A further complication is that while Republicans already control the two committees tasked with vetting an HHS secretary, neither chairman is staying in that job next year. Sen. Lamar Alexander of Tennessee, who runs the Health, Education, Labor and Pensions Committee, is retiring from Congress. And due to term limits, Iowa Sen. Chuck Grassley, who runs the Finance Committee, will move to a different committee.
Senate Democrats, who would take control of the confirmation process next month should they win both of Georgia’s Senate seats, praised the selection of Becerra and promised to push for a speedy process.
Becerra “has been a staunch defender of affordable health care and preexisting condition protections in the face of Trump’s attacks in court and federal regulation,” said Oregon Sen. Ron Wyden, the Finance Committee’s top Democrat. “I look forward to Attorney General Becerra’s hearing in the Finance Committee as soon as possible next year, so he is on the job quickly.”
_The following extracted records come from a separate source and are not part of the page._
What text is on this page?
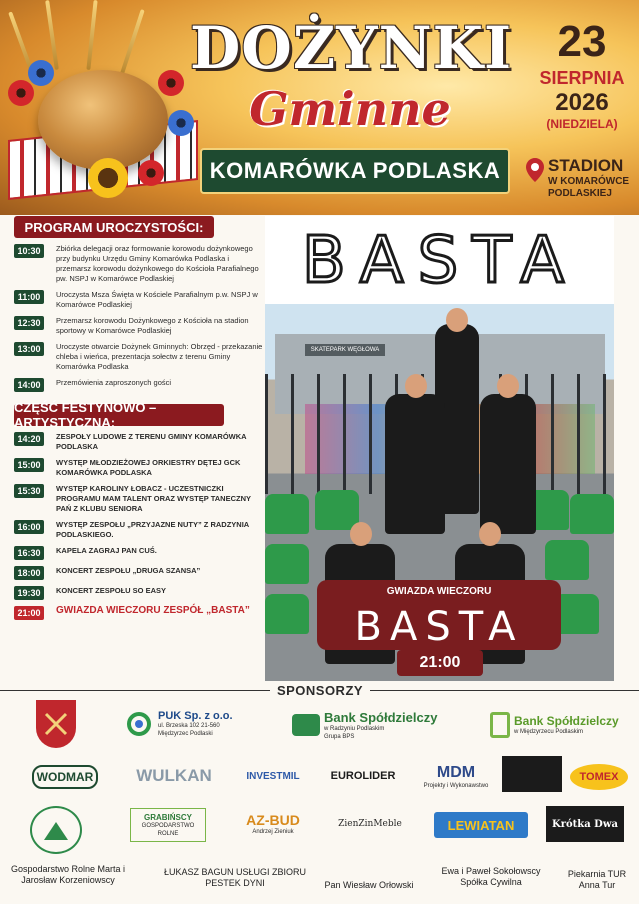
DOŻYNKI
Gminne
KOMARÓWKA PODLASKA
23
SIERPNIA
2026
(NIEDZIELA)
STADION
W KOMARÓWCE PODLASKIEJ
PROGRAM UROCZYSTOŚCI:
10:30	Zbiórka delegacji oraz formowanie korowodu dożynkowego przy budynku Urzędu Gminy Komarówka Podlaska i przemarsz korowodu dożynkowego do Kościoła Parafialnego pw. NSPJ w Komarówce Podlaskiej
11:00	Uroczysta Msza Święta w Kościele Parafialnym p.w. NSPJ w Komarówce Podlaskiej
12:30	Przemarsz korowodu Dożynkowego z Kościoła na stadion sportowy w Komarówce Podlaskiej
13:00	Uroczyste otwarcie Dożynek Gminnych: Obrzęd - przekazanie chleba i wieńca, prezentacja sołectw z terenu Gminy Komarówka Podlaska
14:00	Przemówienia zaproszonych gości
CZĘŚĆ FESTYNOWO – ARTYSTYCZNA:
14:20	ZESPOŁY LUDOWE Z TERENU GMINY KOMARÓWKA PODLASKA
15:00	WYSTĘP MŁODZIEŻOWEJ ORKIESTRY DĘTEJ GCK KOMARÓWKA PODLASKA
15:30	WYSTĘP KAROLINY ŁOBACZ - UCZESTNICZKI PROGRAMU MAM TALENT ORAZ WYSTĘP TANECZNY PAŃ Z KLUBU SENIORA
16:00	WYSTĘP ZESPOŁU „PRZYJAZNE NUTY” Z RADZYNIA PODLASKIEGO.
16:30	KAPELA ZAGRAJ PAN CUŚ.
18:00	KONCERT ZESPOŁU „DRUGA SZANSA”
19:30	KONCERT ZESPOŁU SO EASY
21:00	GWIAZDA WIECZORU ZESPÓŁ „BASTA”
BASTA
SKATEPARK WĘGŁOWA
GWIAZDA WIECZORU
BASTA
21:00
SPONSORZY
PUK Sp. z o.o.
ul. Brzeska 102 21-560 Międzyrzec Podlaski
Bank Spółdzielczy
w Radzyniu Podlaskim
Grupa BPS
Bank Spółdzielczy
w Międzyrzecu Podlaskim
WODMAR	WULKAN	INVESTMIL	EUROLIDER	MDM
Projekty i Wykonawstwo
TOMEX
GRABIŃSCY
GOSPODARSTWO ROLNE
AZ-BUD
Andrzej Zieniuk
ZienZinMeble	LEWIATAN	Krótka Dwa
Gospodarstwo Rolne Marta i Jarosław Korzeniowscy
ŁUKASZ BAGUN USŁUGI ZBIORU PESTEK DYNI	Pan Wiesław Orłowski
Ewa i Paweł Sokołowscy Spółka Cywilna
Piekarnia TUR Anna Tur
“Xavier Becerra is a highly qualified nominee, and I will be pushing for a swift, fair confirmation so we can get to work on the serious health issues our nation faces,” said Sen. Patty Murray of Washington, the HELP Committee’s top Democrat.
If Democrats win both of the Georgia elections next month, the Senate would be evenly split 50-50, likely leading to debates about how to divide control and distracting senators from nomination hearings.
When that happened in 2001, Senate Democrats held the majority for a couple of weeks until Bush was sworn in, making Vice President Dick Cheney the tie-breaking vote and giving Republicans the majority on Jan. 20. Bush’s first HHS secretary, Tommy Thompson, was confirmed four days later.
Bill Dauster, who advised Democrats on the Senate’s procedural rules for decades, said that the split took a long time to negotiate in 2001 but that it left behind a model that senators can use today.
Senate Republicans could follow the precedent of holding hearings before the inauguration, especially due to the urgency of responding to the pandemic, Dauster said.
“If they don’t, it will clearly be foot-dragging,” he said.